Его окутывает невыразимый словами восторг; дом, полный родственников, собрался на прогулку, мальчика оставляют ложиться спать - притом ему хочется посмотреть еще раз на подарок. Глаза слипаются, но мальчик не выдает своих слабостей; хлопает входная дверь, он выглядывает в коридор - а вдруг еще не все ушли? Убедившись, что он наконец один, маленький мизантроп бежит на цыпочках в подвальную кладовку, объятый ужасом и оттого еще более возбужденный. Скрипит железная тяжеленная калита - папа обязательно смажет, только потом, потом - и луч фонарика пробивает банки, то пустые, то нет, попадает на пыльное зеркало и отражается, освещая всю кладовую; при входе матово блестят ножны. Мальчик проверяет, на месте ли катана, берет, бежит обратно - как громко визжит калитка, наверное, папа и с улицы услышит! На пороге мальчик оглядывается, его сгорбленная от желания скрыться фигурка с огромным мечом, прижатым к груди, неловко входит в дверь, и та захлопывается второй раз.
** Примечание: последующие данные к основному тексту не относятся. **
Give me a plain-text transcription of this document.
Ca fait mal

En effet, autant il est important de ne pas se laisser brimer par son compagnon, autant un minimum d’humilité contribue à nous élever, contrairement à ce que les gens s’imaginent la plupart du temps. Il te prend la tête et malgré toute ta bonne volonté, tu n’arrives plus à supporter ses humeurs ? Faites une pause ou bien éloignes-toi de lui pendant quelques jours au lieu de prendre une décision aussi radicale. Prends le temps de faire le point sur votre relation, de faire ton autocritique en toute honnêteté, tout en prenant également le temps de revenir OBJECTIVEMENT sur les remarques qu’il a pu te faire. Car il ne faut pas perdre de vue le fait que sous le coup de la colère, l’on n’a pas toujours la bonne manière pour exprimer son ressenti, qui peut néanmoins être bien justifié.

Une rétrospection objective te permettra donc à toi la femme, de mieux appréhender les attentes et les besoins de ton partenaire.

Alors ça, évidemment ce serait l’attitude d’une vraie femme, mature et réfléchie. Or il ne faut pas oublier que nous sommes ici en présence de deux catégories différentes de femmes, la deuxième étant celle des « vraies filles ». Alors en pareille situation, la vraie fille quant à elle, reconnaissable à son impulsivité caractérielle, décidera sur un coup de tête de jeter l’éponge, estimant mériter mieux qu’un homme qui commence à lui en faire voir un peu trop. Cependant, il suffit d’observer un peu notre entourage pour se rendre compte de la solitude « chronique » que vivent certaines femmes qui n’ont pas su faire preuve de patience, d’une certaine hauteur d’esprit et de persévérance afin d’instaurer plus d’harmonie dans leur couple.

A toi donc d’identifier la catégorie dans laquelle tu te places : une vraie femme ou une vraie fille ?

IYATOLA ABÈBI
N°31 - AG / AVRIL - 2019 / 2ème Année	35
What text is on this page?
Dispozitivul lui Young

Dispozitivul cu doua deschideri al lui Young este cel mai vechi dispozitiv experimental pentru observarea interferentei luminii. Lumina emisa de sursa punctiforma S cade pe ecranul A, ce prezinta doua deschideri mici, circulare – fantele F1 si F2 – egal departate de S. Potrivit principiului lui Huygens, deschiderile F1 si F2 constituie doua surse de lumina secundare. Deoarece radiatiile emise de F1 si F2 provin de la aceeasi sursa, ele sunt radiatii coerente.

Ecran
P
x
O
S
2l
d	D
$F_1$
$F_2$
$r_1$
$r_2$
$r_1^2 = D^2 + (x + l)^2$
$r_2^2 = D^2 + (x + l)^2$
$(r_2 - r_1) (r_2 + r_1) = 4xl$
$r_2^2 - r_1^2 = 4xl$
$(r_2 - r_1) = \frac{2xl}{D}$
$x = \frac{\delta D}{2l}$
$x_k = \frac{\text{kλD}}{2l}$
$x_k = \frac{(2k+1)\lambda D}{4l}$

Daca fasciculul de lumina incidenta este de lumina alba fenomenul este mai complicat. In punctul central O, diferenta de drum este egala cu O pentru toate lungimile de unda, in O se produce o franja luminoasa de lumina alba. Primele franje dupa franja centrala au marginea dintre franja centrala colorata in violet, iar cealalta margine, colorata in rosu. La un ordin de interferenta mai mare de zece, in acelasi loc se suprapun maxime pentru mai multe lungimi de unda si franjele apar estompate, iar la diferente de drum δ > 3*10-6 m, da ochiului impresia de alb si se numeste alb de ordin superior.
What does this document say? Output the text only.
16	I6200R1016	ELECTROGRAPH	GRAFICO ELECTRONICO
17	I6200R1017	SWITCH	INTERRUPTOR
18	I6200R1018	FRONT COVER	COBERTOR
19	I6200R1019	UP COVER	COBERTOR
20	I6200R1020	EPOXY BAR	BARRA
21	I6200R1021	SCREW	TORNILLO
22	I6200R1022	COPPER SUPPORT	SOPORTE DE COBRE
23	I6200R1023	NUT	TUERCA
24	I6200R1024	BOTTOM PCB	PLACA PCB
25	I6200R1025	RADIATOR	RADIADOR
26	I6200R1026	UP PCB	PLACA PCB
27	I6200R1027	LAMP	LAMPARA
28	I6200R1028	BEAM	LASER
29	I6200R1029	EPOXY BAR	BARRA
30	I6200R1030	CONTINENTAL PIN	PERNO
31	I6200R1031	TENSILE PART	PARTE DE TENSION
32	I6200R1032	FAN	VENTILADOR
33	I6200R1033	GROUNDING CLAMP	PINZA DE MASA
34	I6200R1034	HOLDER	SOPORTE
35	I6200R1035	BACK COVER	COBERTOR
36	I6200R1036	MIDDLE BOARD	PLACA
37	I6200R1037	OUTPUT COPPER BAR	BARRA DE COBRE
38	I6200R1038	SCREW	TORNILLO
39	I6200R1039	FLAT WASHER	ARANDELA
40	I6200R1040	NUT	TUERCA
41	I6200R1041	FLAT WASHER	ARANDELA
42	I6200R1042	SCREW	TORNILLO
Мальчик зажег лампу, потому что он должен спать - большой свет виден с улицы - но как же он будет смотреть? Серебрянный лунный свет перекрещивается с желтым домашним, из ножен катана выходит вначале неохотно, а потом все легче и легче - видно, и ей хочется побыть на воле... Мальчик трогает поверхность катаны - она обмазана маслом, машинным маслом - у него такой сладкий, тягучий запах. Мальчик встает и держит клинок перед собой; ближе к эфесу он отражает свет лампы, на конце лезвия сидит размытая луна, покачивая головой: "Ай-ай, что же ты не спишь, красавец?" Сейчас-сейчас, тетенька луна, я только рассеку тебя своей катаной, но ты не бойся, это не больно, потому что я понарошку, не всерьез; потому что всерьез я не достаю, потому что я маленький, да ты очень красивая, и я хочу, чтобы ты светила и папе так же ярко и красиво, хорошо? Мальчик сплеча рассекает видимых ему врагов, они просят прощения, но мальчик их рубит и рубит, чтобы не портили красоту, чтобы не трогали луны! Черный Демон, ухмыляясь, достает волшебную палочку, в мальчика летят злые чары - но натыкаются лишь на сияющий клинок и, бессильные, обращаются против Демона; он, поверженный, у ног мальчика, достает кинжал, хочет его убить, но мальчик быстрее и сильнее - клинок неумолимо опускается мощным ударом из-за головы. Демон с громким звоном исчезает - дз-зинь! - на его месте лишь осколки стекла...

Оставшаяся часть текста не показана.